Monday, January 21, 2013

The Web Between the Worlds: Review

The Web Between the Worlds by Charles Sheffield tells the story of Rob Merlin (misspelled as Merlyn on the back of the book).  Merlin is the best engineer who has ever lived.  He has designed a machine, called the "Spider," that can extrude graphite cables which enable him to build incredibly long bridges of great strength.  His work comes to the attention of "The King of Heaven"--a man by the name of Darius Regulo who nearly owns the space mining business.  Regulo doesn't like rockets.  He doesn't like the energy wasted in getting them out of Earth's atmosphere and he envisions a space elevator (or "Beanstalk") that will reach from Earth to a synchronous orbit in space.  A bridge to the stars that will allow materials to be transported to and from Earth without the expense of rocket launches.  He wants Merlin to adapt his Spiders for work in space and to extrude silicon cables which will be much stronger than the graphite used on Earth.

Merlin is intrigued and agrees.  While working on the project, he meets several people who make him think about his past.  Merlin is an orphan.  Both of his parents were scientists and they each died in accidents--his father in a lab fire and his mother in a plane crash--within a day of each other.  The more contact Merlin has with the people connected to Regulo, the more convinced he becomes that his parents were murdered.  But why?
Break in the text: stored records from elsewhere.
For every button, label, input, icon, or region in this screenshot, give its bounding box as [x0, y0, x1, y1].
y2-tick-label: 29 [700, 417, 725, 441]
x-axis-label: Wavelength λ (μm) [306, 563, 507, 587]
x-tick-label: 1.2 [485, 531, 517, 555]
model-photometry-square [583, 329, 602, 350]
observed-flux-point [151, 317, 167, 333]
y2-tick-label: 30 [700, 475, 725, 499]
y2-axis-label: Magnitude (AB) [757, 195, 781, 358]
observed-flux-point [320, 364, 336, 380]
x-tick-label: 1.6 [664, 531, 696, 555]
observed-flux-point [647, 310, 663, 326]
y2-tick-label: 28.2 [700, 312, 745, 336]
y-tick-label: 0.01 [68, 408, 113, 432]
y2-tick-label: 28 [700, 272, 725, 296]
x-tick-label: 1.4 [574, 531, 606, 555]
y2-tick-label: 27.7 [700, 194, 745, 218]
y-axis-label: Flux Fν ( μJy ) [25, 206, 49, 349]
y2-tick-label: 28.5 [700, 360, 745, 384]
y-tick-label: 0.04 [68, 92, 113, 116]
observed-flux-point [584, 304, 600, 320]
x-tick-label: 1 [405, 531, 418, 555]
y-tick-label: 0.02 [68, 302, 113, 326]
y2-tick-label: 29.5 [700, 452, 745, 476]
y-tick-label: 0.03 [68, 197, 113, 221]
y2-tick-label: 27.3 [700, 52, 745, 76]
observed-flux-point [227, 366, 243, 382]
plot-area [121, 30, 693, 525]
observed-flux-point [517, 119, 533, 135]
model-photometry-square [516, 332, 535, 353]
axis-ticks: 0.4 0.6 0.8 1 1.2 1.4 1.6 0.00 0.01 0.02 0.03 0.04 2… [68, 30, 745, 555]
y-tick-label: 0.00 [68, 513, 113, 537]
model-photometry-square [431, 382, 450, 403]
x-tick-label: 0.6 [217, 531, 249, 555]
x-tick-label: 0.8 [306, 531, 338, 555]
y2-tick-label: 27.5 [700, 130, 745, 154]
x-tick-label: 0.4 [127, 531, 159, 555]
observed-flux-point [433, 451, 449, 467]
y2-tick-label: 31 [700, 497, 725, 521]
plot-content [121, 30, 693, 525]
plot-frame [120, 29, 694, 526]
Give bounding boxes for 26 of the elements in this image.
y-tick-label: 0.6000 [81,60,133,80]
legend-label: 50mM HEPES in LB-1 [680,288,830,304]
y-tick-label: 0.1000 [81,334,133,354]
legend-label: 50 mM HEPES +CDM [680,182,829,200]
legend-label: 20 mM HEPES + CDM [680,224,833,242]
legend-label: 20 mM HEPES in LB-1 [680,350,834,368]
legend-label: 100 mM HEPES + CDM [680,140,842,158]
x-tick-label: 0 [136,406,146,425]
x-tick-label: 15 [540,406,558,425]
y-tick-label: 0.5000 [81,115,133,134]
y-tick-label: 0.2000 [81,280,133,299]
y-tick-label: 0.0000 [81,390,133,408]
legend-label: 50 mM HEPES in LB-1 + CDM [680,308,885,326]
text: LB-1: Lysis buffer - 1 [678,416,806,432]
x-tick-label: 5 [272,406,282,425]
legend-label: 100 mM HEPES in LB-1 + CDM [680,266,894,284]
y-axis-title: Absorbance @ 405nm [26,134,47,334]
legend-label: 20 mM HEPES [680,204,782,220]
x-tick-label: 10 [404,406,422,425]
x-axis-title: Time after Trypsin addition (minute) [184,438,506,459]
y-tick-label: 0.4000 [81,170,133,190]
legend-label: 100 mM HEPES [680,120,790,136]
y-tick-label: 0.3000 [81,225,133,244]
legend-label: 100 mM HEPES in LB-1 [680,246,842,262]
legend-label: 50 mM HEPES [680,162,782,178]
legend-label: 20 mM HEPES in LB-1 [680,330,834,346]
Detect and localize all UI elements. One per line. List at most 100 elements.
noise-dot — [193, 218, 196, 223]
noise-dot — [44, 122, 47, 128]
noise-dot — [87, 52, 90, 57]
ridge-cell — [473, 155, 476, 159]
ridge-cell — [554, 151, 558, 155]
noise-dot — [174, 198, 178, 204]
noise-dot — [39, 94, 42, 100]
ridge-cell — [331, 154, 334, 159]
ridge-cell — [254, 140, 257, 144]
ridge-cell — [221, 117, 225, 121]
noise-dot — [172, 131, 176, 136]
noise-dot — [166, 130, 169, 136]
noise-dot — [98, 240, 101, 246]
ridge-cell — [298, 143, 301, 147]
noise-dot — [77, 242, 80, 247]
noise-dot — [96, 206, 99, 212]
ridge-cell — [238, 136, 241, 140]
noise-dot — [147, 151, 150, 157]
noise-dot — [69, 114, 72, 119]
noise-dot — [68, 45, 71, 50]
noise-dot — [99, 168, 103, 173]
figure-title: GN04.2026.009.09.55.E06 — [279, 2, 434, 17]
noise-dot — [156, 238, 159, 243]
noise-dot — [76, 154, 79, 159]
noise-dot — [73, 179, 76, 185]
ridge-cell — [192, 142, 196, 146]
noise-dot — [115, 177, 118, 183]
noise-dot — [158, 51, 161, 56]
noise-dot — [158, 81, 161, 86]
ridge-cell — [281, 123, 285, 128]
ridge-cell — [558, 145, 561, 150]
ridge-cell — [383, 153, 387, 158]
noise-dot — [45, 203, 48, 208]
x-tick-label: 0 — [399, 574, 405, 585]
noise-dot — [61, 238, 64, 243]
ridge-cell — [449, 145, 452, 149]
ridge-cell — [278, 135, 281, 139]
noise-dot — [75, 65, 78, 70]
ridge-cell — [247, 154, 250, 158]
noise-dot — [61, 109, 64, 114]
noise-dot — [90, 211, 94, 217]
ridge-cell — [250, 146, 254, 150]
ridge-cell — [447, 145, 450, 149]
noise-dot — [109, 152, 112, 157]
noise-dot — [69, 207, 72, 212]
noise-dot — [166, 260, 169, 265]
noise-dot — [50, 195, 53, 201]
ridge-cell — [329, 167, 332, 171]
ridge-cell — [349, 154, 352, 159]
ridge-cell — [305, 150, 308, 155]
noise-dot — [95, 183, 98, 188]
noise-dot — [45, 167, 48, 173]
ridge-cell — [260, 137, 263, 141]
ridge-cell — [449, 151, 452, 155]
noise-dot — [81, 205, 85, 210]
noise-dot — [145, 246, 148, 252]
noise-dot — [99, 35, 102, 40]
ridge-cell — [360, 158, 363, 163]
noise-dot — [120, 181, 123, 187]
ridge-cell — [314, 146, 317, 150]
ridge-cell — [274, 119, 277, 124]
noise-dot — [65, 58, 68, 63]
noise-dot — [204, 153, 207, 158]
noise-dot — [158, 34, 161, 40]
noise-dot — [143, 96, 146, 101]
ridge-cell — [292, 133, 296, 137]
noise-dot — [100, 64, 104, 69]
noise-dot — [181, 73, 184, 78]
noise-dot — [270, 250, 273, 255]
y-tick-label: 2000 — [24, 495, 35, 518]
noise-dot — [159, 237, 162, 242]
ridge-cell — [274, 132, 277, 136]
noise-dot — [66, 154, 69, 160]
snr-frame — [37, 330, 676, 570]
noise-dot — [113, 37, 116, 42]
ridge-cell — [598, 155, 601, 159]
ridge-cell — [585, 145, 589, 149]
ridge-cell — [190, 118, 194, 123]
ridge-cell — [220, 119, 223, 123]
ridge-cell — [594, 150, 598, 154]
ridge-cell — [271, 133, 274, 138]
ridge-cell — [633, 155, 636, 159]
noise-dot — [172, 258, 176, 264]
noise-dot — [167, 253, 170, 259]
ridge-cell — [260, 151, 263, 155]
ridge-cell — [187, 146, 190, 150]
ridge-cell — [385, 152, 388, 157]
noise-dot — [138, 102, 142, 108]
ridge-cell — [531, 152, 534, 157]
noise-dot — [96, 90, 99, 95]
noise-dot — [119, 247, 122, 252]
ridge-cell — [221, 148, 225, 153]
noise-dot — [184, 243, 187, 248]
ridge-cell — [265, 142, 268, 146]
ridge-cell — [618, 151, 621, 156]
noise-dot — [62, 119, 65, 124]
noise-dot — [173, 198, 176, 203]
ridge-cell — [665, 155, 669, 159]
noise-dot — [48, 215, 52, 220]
And who was responsible?

A reviewer on GoodReads has compared Sheffield to Robert Forward because of the amount of technical detail and hard science involved.  I a point.  It's been a long time since I read Forward's books, but I don't remember the scientific details boring me quite the way the space elevator details do in The Web Between the Worlds.  I found myself zoning out for several paragraphs in various portions of the book while Merlin and Regulo hashed out the details of the Beanstalk.  I just really didn't need to know all the ins and outs of cable strength and velocity and mass and whatnot.  Really.  I suppose it's because Sheffield was a physicist first (chief scientist of Earth Satellite Corporation for many years) and a story-teller second.  Unfortunately, it shows.  

The story is interesting enough and he sold me on the space elevator idea fairly quickly--but the characters could use a bit more fleshing out and the secondary story-line (the murder of Merlin's parents) would have benefited from more detail and direct action.  Most of what we learn about their deaths comes from research reports from Howard Anson, a man who runs an information service and tracks the answers down for Merlin. Three stars for a solid science fiction read.

1 comment:

Anonymous said...

The murdered parents sounds like by far the most interesting plot thread...too bad it's only secondary!